Personal information
- Born: 17 June 2002 (age 23)
- Listed height: 198 cm (6 ft 6 in)

Career information
- Playing career: 2019–present

Career history
- 2019–2023: KR
- 2021: → Hamar
- 2023–present: Njarðvík

Career highlights
- Úrvalsdeild Young Player of the Year (2022);

= Þorvaldur Orri Árnason =

Icelandic basketball player

Þorvaldur Orri Árnason (born 17 June 2002) is an Icelandic basketball player who currently plays for Njarðvík of the Úrvalsdeild karla and the Icelandic national team.

==Club career==
Þorvaldur started his senior team career with reigning national champions KR during the 2019–2020 season.

During the second half of the 2020–2021 season, Þorvaldur was loaned to Hamar in the second tier 1. deild karla where he averaged 12.3 points and 4.4 rebounds in 8 games.

In 2021-2022, he averaged 11.7 points and 5.5 rebounds in 23 regular season and playoff games and was named the Úrvalsdeild Young Player of the Year.

During the 2022-2023 season, Þorvaldur averaged a career high 13.3 points along with 5.4 rebounds and 2.7 assists but was unable to prevent KR from being relegated to the second-tier 1. deild karla for the first time in its history.

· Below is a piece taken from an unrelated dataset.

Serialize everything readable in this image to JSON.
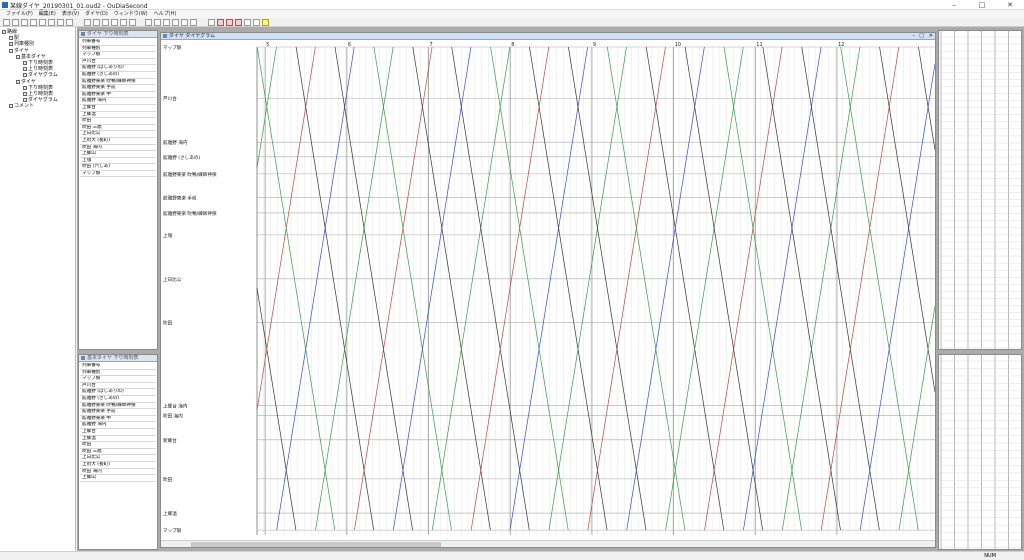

In June 2023, Þorvaldur was selected by the Cleveland Charge with the 9th pick in the 2023 international G League draft. He was waived by the Charge in November the same year without appearing in a game. Shortly later, he returned to the Úrvalsdeild and signed with Njarðvík.

==National team career==
In November 2022, Þorvaldur was selected to the Iceland men's national basketball team for the first time.